In a pandas time-series, I am trying to find a combination measure of a threshold with a duration.
For instance, we want the number of periods > 5 minutes, where column ['pct'] is below 80
The dataframe looks like this:
timestamp | pct |
---|---|
27-05-2021 10:11 | 95 |
27-05-2021 10:12 | 94 |
27-05-2021 10:13 | 80 |
27-05-2021 10:14 | 94 |
27-05-2021 10:15 | 80 |
27-05-2021 10:16 | 80 |
27-05-2021 10:17 | 80 |
27-05-2021 10:18 | 80 |
27-05-2021 10:19 | 80 |
27-05-2021 10:20 | 91 |
27-05-2021 10:21 | NaN |
27-05-2021 10:22 | 80 |
27-05-2021 10:23 | 80 |
27-05-2021 10:24 | 80 |
27-05-2021 10:25 | 80 |
27-05-2021 10:26 | 94 |
It would thus need to identify 1 period(as we do not care to include NaN values)
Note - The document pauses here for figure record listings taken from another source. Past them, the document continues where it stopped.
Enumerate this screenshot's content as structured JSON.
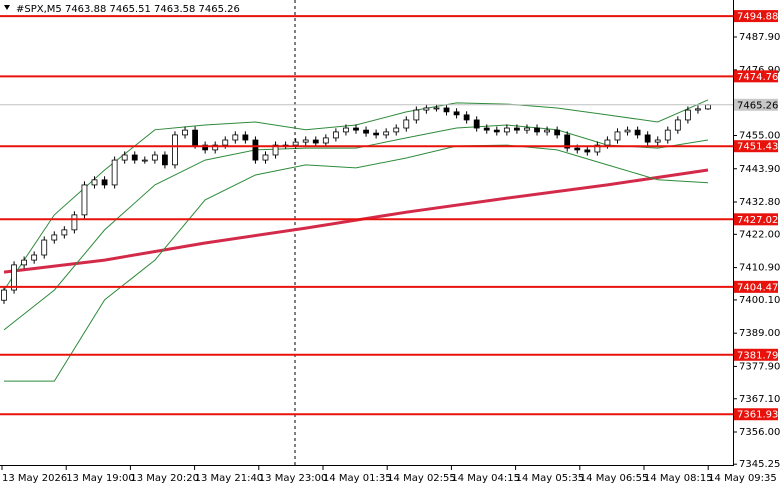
{
  "chart_data": {
    "type": "candlestick",
    "title": "#SPX,M5  7463.88 7465.51 7463.58 7465.26",
    "time_labels": [
      "13 May 2026",
      "13 May 19:00",
      "13 May 20:20",
      "13 May 21:40",
      "13 May 23:00",
      "14 May 01:35",
      "14 May 02:55",
      "14 May 04:15",
      "14 May 05:35",
      "14 May 06:55",
      "14 May 08:15",
      "14 May 09:35"
    ],
    "ylim": [
      7345.25,
      7500.25
    ],
    "yticks": [
      {
        "value": 7487.9,
        "label": "7487.90"
      },
      {
        "value": 7476.9,
        "label": "7476.90"
      },
      {
        "value": 7455,
        "label": "7455.00"
      },
      {
        "value": 7443.9,
        "label": "7443.90"
      },
      {
        "value": 7432.8,
        "label": "7432.80"
      },
      {
        "value": 7422,
        "label": "7422.00"
      },
      {
        "value": 7410.9,
        "label": "7410.90"
      },
      {
        "value": 7400.1,
        "label": "7400.10"
      },
      {
        "value": 7389,
        "label": "7389.00"
      },
      {
        "value": 7377.9,
        "label": "7377.90"
      },
      {
        "value": 7367.1,
        "label": "7367.10"
      },
      {
        "value": 7356,
        "label": "7356.00"
      },
      7345.25
    ],
    "levels": {
      "color": "#e8120c",
      "values": [
        7494.88,
        7474.76,
        7451.43,
        7427.02,
        7404.47,
        7381.79,
        7361.93
      ]
    },
    "current_price": 7465.26,
    "candles": [
      [
        7400.0,
        7404.6,
        7398.8,
        7403.4
      ],
      [
        7403.4,
        7413.0,
        7402.2,
        7411.8
      ],
      [
        7411.8,
        7414.6,
        7410.6,
        7413.4
      ],
      [
        7413.4,
        7416.3,
        7412.2,
        7415.1
      ],
      [
        7415.1,
        7421.3,
        7413.9,
        7420.1
      ],
      [
        7420.1,
        7423.0,
        7418.9,
        7421.8
      ],
      [
        7421.8,
        7424.7,
        7420.6,
        7423.5
      ],
      [
        7423.5,
        7429.7,
        7422.3,
        7428.5
      ],
      [
        7428.5,
        7439.7,
        7427.3,
        7438.5
      ],
      [
        7438.5,
        7441.4,
        7437.3,
        7440.2
      ],
      [
        7440.2,
        7441.4,
        7437.3,
        7438.5
      ],
      [
        7438.5,
        7448.0,
        7437.3,
        7446.8
      ],
      [
        7446.8,
        7449.7,
        7445.6,
        7448.5
      ],
      [
        7448.5,
        7449.7,
        7445.6,
        7446.8
      ],
      [
        7446.8,
        7448.0,
        7445.6,
        7446.8
      ],
      [
        7446.8,
        7449.7,
        7445.6,
        7448.5
      ],
      [
        7448.5,
        7449.7,
        7444.0,
        7445.2
      ],
      [
        7445.2,
        7456.4,
        7444.0,
        7455.2
      ],
      [
        7455.2,
        7458.0,
        7454.0,
        7456.8
      ],
      [
        7456.8,
        7458.0,
        7450.6,
        7451.8
      ],
      [
        7451.8,
        7453.0,
        7449.0,
        7450.2
      ],
      [
        7450.2,
        7453.0,
        7449.0,
        7451.8
      ],
      [
        7451.8,
        7454.7,
        7450.6,
        7453.5
      ],
      [
        7453.5,
        7456.4,
        7452.3,
        7455.2
      ],
      [
        7455.2,
        7456.4,
        7452.3,
        7453.5
      ],
      [
        7453.5,
        7454.7,
        7445.6,
        7446.8
      ],
      [
        7446.8,
        7449.7,
        7445.6,
        7448.5
      ],
      [
        7448.5,
        7453.0,
        7447.3,
        7451.8
      ],
      [
        7451.8,
        7453.0,
        7450.6,
        7451.8
      ],
      [
        7451.8,
        7454.0,
        7450.6,
        7452.8
      ],
      [
        7452.8,
        7454.7,
        7451.6,
        7453.5
      ],
      [
        7453.5,
        7454.7,
        7451.3,
        7452.5
      ],
      [
        7452.5,
        7455.4,
        7451.3,
        7454.2
      ],
      [
        7454.2,
        7457.4,
        7453.0,
        7456.2
      ],
      [
        7456.2,
        7458.7,
        7455.0,
        7457.5
      ],
      [
        7457.5,
        7458.7,
        7455.6,
        7456.8
      ],
      [
        7456.8,
        7458.0,
        7454.6,
        7455.8
      ],
      [
        7455.8,
        7457.0,
        7454.0,
        7455.2
      ],
      [
        7455.2,
        7457.4,
        7454.0,
        7456.2
      ],
      [
        7456.2,
        7458.7,
        7455.0,
        7457.5
      ],
      [
        7457.5,
        7461.4,
        7456.3,
        7460.2
      ],
      [
        7460.2,
        7464.7,
        7459.0,
        7463.5
      ],
      [
        7463.5,
        7465.4,
        7462.3,
        7464.2
      ],
      [
        7464.2,
        7465.4,
        7463.0,
        7464.2
      ],
      [
        7464.2,
        7465.4,
        7461.7,
        7462.9
      ],
      [
        7462.9,
        7464.1,
        7460.7,
        7461.9
      ],
      [
        7461.9,
        7463.1,
        7459.0,
        7460.2
      ],
      [
        7460.2,
        7461.4,
        7456.3,
        7457.5
      ],
      [
        7457.5,
        7458.7,
        7455.6,
        7456.8
      ],
      [
        7456.8,
        7458.0,
        7455.0,
        7456.2
      ],
      [
        7456.2,
        7458.7,
        7455.0,
        7457.5
      ],
      [
        7457.5,
        7458.7,
        7455.6,
        7456.8
      ],
      [
        7456.8,
        7458.7,
        7455.6,
        7457.5
      ],
      [
        7457.5,
        7458.7,
        7455.0,
        7456.2
      ],
      [
        7456.2,
        7458.0,
        7455.0,
        7456.8
      ],
      [
        7456.8,
        7458.0,
        7454.0,
        7455.2
      ],
      [
        7455.2,
        7456.4,
        7449.6,
        7450.8
      ],
      [
        7450.8,
        7452.0,
        7449.0,
        7450.2
      ],
      [
        7450.2,
        7451.4,
        7448.3,
        7449.5
      ],
      [
        7449.5,
        7453.0,
        7448.3,
        7451.8
      ],
      [
        7451.8,
        7454.7,
        7450.6,
        7453.5
      ],
      [
        7453.5,
        7457.4,
        7452.3,
        7456.2
      ],
      [
        7456.2,
        7458.0,
        7455.0,
        7456.8
      ],
      [
        7456.8,
        7458.0,
        7454.0,
        7455.2
      ],
      [
        7455.2,
        7456.4,
        7451.6,
        7452.8
      ],
      [
        7452.8,
        7454.7,
        7451.6,
        7453.5
      ],
      [
        7453.5,
        7458.0,
        7452.3,
        7456.8
      ],
      [
        7456.8,
        7461.4,
        7455.6,
        7460.2
      ],
      [
        7460.2,
        7464.7,
        7459.0,
        7463.5
      ],
      [
        7463.5,
        7465.1,
        7462.3,
        7463.9
      ],
      [
        7463.88,
        7465.51,
        7463.58,
        7465.26
      ]
    ],
    "lines": [
      {
        "color": "#d42a4a",
        "values": [
          7409.4,
          7413.4,
          7419.1,
          7424.1,
          7429.4,
          7434.1,
          7438.5,
          7443.5
        ]
      },
      {
        "color": "#2e8b3a",
        "values": [
          7403.4,
          7428.5,
          7443.5,
          7456.9,
          7458.5,
          7459.5,
          7456.9,
          7458.5,
          7462.9,
          7465.9,
          7465.5,
          7464.2,
          7461.9,
          7459.5,
          7466.9
        ]
      },
      {
        "color": "#2e8b3a",
        "values": [
          7390.1,
          7403.4,
          7423.5,
          7438.5,
          7446.8,
          7450.2,
          7450.8,
          7450.8,
          7454.2,
          7457.5,
          7458.5,
          7456.9,
          7451.8,
          7450.8,
          7453.5
        ]
      },
      {
        "color": "#2e8b3a",
        "values": [
          7373.0,
          7373.0,
          7400.1,
          7413.4,
          7433.5,
          7441.8,
          7445.2,
          7444.2,
          7447.5,
          7451.5,
          7451.8,
          7450.2,
          7445.2,
          7440.2,
          7439.2
        ]
      }
    ]
  }
}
I've gotten some of the way with the post from Ben B, and the answer from Alain T here: How to count consecutive periods in a timeseries above/below threshold?
I've attached an ugly image from microsoft paint to illustrate the problem
NB: It is quite a big dataframe, so I am not sure that iterating over the dataframe is the best idea, but any help is very much appreciated.